After 3 weeks, you are at risk to losing more strength. I’ve found that after about a month of rest, you dramatically lose strength. That is, your whole body starts to go soft and your muscle mass starts to shrink. It’s at this point your muscles start with atrophy, which is to get weaker and smaller. For me, once I notice my muscles going soft, which is after about 3 weeks with no training, I know my strength is taking a nose dive.
Here’s another personal example. I had to take a forced 4 month break (injury) from training and I lost most of my strength gains. It took me a good month, maybe a month and a half to get back to where I was prior to my injury. There is an inverse relationship to rest and weight training.

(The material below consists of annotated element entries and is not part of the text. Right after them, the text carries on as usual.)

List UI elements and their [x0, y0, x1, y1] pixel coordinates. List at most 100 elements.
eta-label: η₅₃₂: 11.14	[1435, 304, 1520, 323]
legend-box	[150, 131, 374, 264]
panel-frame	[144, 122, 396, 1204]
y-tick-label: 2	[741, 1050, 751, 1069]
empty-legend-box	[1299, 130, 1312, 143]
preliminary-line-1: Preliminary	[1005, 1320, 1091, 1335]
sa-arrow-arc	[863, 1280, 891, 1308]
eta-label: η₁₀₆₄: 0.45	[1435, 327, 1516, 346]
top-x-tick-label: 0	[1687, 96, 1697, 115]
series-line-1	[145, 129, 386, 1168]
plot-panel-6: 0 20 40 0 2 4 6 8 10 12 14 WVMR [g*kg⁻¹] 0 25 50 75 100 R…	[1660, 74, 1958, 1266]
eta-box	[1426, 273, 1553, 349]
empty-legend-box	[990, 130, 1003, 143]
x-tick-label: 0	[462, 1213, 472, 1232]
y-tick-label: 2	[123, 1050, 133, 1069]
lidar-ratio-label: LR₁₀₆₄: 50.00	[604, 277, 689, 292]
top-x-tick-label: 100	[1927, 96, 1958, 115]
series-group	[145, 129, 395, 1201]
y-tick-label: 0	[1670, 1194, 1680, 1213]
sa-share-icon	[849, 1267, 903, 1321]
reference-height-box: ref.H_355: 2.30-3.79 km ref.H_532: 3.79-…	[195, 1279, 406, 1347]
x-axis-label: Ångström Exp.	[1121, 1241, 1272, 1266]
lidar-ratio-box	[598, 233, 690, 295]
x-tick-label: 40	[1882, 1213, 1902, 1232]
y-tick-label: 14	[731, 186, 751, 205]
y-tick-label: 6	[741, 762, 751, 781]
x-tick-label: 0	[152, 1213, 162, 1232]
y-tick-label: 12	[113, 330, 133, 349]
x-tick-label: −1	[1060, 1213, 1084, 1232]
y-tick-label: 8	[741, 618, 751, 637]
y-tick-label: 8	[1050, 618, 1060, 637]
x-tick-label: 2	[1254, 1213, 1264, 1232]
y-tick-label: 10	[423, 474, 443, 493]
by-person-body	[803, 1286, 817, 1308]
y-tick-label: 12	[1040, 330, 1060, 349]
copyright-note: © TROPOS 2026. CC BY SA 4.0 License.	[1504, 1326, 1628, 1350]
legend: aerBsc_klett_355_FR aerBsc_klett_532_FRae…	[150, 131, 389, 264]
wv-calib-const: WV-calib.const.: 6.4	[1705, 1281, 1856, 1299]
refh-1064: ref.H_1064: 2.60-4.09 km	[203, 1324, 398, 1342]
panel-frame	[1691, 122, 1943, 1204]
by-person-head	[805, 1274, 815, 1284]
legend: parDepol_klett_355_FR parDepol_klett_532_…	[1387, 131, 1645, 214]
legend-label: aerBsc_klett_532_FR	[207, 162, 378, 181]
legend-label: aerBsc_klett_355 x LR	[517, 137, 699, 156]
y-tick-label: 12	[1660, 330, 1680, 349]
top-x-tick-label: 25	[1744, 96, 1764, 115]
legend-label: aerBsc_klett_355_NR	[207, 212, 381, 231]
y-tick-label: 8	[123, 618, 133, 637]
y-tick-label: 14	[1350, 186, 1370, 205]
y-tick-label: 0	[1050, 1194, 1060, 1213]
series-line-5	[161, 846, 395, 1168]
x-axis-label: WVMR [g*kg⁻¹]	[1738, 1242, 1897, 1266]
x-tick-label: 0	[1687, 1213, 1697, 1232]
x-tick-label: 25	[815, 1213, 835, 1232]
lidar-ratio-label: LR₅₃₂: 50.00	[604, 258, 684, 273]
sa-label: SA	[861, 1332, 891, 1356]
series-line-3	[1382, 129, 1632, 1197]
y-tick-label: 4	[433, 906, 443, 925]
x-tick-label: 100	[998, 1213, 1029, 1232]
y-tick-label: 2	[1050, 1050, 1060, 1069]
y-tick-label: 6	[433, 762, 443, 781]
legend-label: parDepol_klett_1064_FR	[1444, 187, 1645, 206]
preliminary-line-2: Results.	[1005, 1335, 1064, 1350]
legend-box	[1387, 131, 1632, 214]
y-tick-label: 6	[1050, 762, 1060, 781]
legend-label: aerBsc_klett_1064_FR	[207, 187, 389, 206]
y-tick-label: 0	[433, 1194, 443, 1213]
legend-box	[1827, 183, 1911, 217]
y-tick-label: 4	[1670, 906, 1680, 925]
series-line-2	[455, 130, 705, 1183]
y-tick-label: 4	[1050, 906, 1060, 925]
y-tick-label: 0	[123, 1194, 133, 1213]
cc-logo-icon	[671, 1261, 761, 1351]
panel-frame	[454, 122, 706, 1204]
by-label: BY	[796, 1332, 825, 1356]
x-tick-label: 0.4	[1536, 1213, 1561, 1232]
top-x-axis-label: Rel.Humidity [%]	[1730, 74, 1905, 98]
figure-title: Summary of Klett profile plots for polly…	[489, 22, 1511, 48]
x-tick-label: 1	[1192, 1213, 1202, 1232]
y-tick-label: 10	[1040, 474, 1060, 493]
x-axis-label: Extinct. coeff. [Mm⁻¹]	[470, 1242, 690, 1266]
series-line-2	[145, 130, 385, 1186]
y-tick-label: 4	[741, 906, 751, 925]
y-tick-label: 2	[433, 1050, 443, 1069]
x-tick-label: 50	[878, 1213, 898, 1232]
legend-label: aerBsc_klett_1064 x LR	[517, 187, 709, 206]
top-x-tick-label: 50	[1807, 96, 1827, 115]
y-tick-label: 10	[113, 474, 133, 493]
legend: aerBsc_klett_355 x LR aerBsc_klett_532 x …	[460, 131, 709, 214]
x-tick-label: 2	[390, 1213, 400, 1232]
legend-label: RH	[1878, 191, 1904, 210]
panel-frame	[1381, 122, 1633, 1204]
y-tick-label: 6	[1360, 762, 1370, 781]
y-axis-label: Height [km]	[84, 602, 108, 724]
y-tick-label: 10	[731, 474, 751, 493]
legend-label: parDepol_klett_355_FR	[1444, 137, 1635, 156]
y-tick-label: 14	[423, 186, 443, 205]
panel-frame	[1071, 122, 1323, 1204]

The longer you take off from weight training, the longer it takes to get back to get back on track. However, there is a tipping point that each of us have. For me, anything longer than 3 weeks and my muscles start to go soft and my strength gains start to take a nose dive. Therefore, 3 weeks is my tipping point. For some of you, this may be shorter or longer depending on your lifestyle.
All things being equal, I’m going to say that you're safe with a two week break. That is, you can expect to be back to your original strength levels, after a workout or two after a two week break. This isn’t too bad. It’s enough rest to give your joints a rest but not enough to put your strength gains at risk. Your not going to lose that much in terms of strength from a one week break. In fact, you might even gain a bit of strength.
For every 12 to 15 weeks of training, I always recommend a 2 week break from training. Just remember, you still need to watch your diet, get plenty of rest, and stay well hydrated.
|Time Off||Potential Strength Loss (Gain)||Time to Recover Strength Gains|
|1 Week||0% loss (possible strength gain)||N/A|
|2 Weeks||0% (possible strength gain)||N/A|
|3 Weeks||Potential 5% - 10% loss||1 training cycle or 1 Week|
|4 Weeks||Potenatial 10% - 20% loss||Roughtly two training cycles or 2 Weeks|
|5 Weeks||Potential 20% - 30% loss||2 to 3 Weeks|
|6 Weeks||Potential 30% to 40% loss||2 to 3 Weeks|
|7 Weeks||Potential 40% to 50% loss||3 Weeks|
|8 Weeks||Potential 50% to 60% loss||4 Weeks|
|9 Weeks||Potential 60% to 80%||4 to 5 Weeks|
|10 Weeks Plus||80% plus||5 to 7 Weeks|
Training cycle refers to the amount of times you exercise your muscles. One training cycle equals all muscles exercised for that week. The table above illustrates an estimate of how much strength you can potentially lose from time off training. It also illustrates how long it will potentially take to recover those gains (provided the rest isn't injury related). Please remember this is an estimate.